The threat of nuclear war might not have been a cheery prospect in most respects but it helped make chess big enough that parallels with heavyweight boxing do not seem at all out of place. For Ali, Foreman and Frazier read Fischer, Karpov and Korchnoi and while you're at it replace the Rumble in the Jungle - 35 years ago today - and the Thriller in Manilla with Reykjavik '72 and Baguio City '78.
It couldn't last of course. There's an inherent interest in one man punching another in the face. I'm not sure why, unless that other man is AA Gill, but it's just the way it is and for that reason boxing doesn't need to be a metaphor, it's going to get watched anyway. The same isn't true for chess unfortunately and the media's interest in knights, rooks and bishops drifted away along with Korchnoi's challenge and the Berlin Wall.
It might not be particularly good time for chess right now and it would probably take a shift in global politics of seismic proportions to get the game really popular again but if the world today is a very different place to that of forty years ago for the most part that's probably not a bad thing. Clothes designers, barbers and the makers of TV programmes might not be able to say the same, but we chess players can at least look back fondly and remember a time that really was a golden age. A time when we were kings.
* With the exception of Blake's 7 obviously.
6 comments:
Maybe chess will be culturally writ large again if the Chinese start to dominate it as per the Russians, whilst also ascending to global economic dominance?
I would have thought there was far more high-class professional chess taking place now than there was thirty or thirty-five years ago. It's rather better-paid, too.
*Tom*
Perhaps, I don't think chess will have the same propaganda value in a battle of reosources as it had (could have again) in an argument about whether one form of political economy is superior to another.
*EJH*
You may well be right on both counts although that's a slightly different point to the amount of coverage chess receives in the general media.

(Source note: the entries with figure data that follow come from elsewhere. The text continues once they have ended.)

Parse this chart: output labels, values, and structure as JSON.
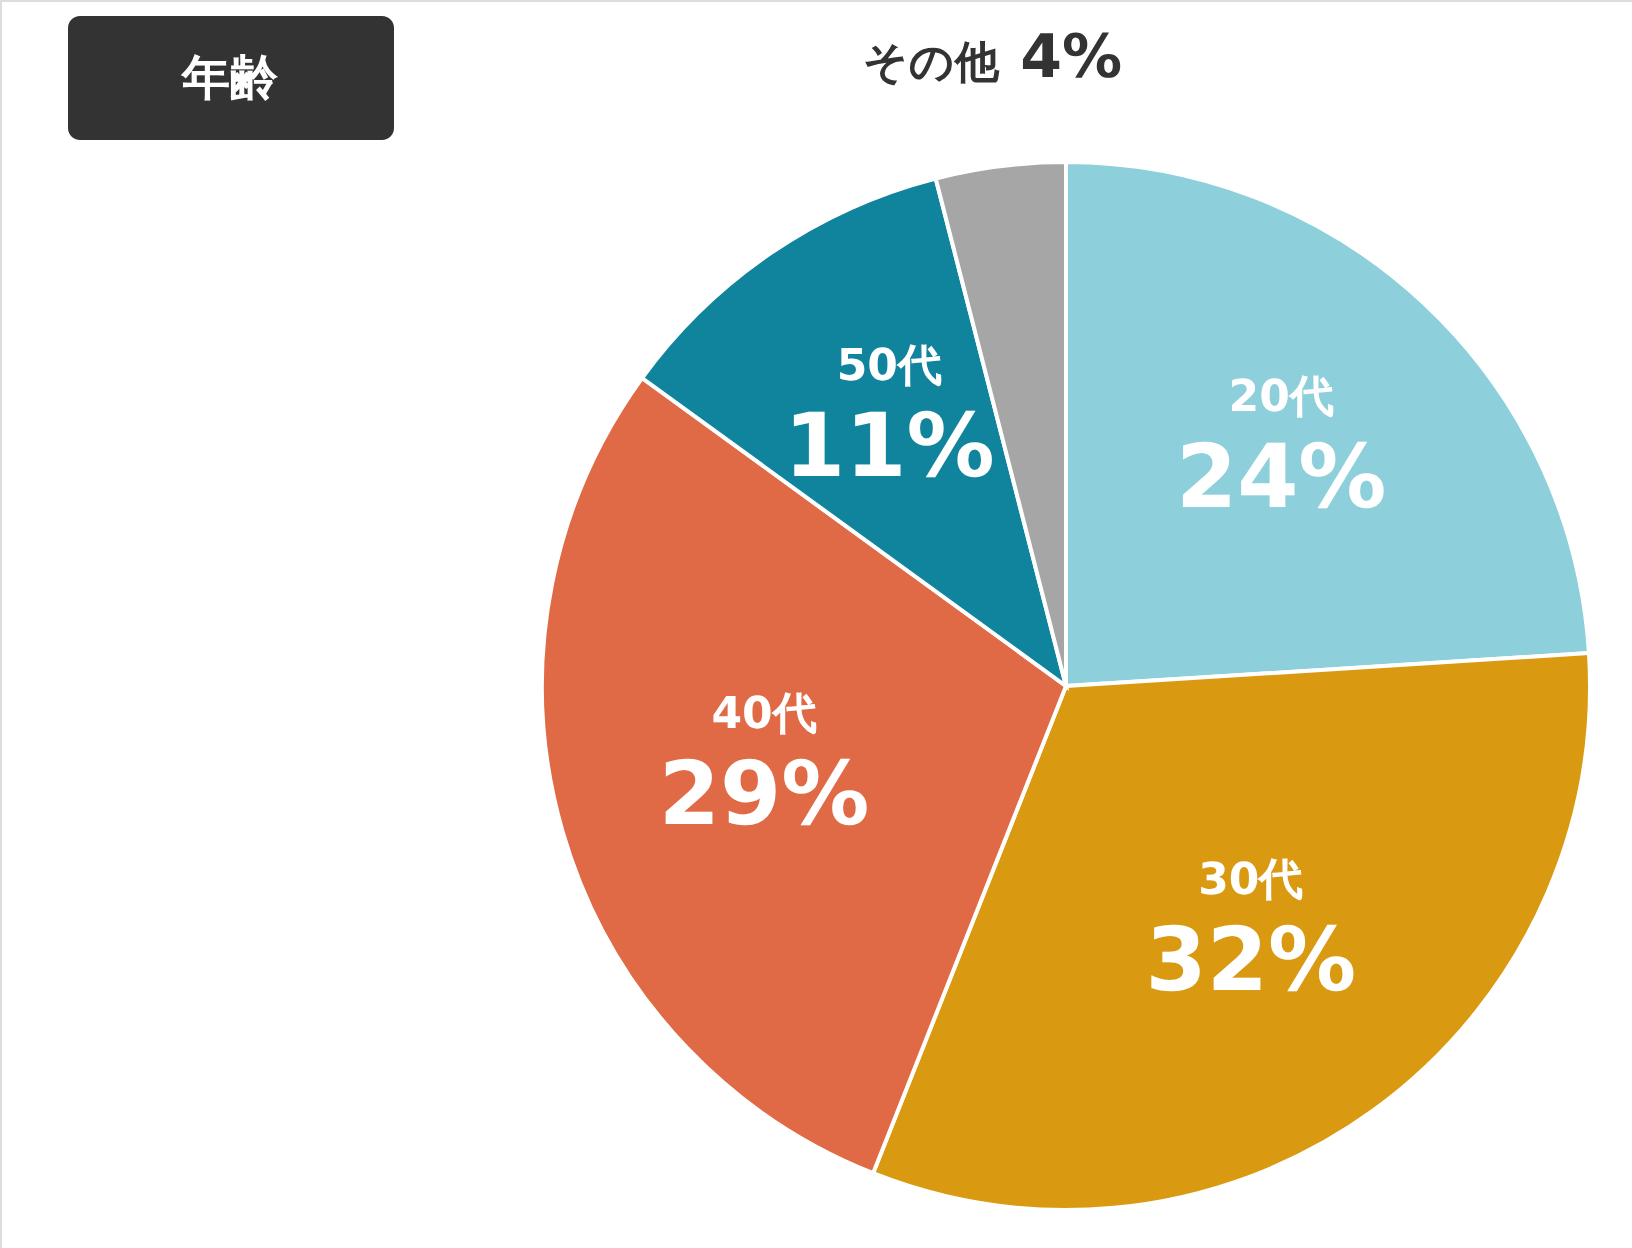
{
  "chart_data": {
    "type": "pie",
    "title": "年齢",
    "categories": [
      "20代",
      "30代",
      "40代",
      "50代",
      "その他"
    ],
    "values": [
      24,
      32,
      29,
      11,
      4
    ],
    "value_labels": [
      "24%",
      "32%",
      "29%",
      "11%",
      "4%"
    ],
    "colors": [
      "#8ecfdc",
      "#d99a12",
      "#e06a45",
      "#10849c",
      "#a6a6a6"
    ]
  }
}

If anything it underlines how expceptional the 70s was - if less quality chess then could generate more main stream media coverage than now.
I wonder who I'm going to be playing chess against in 30 odd years once the "Fischer generation" stops playing. My club has 25 members, only 3 of us are under 40 and I'm the youngest at 30.
Should I worry?
Adam B.
I've wondered much the same Adam (having said that my club finally has some new blood this year, mostly youngish too)
The funny thing is, most congresses I go to are far better off than most clubs are in terms of younger players. In addition there *must* be some people amongst the large number (many youthful) playing on the net who might be interested in old style chess clubs.
The problem is reaching them, of course.....
Porn also had its golden age in the 1970s :)
And by the way, I really enjoy your blog. Lots of really well-written entries with a broader scope than most other chess blogs. Thanks for this work!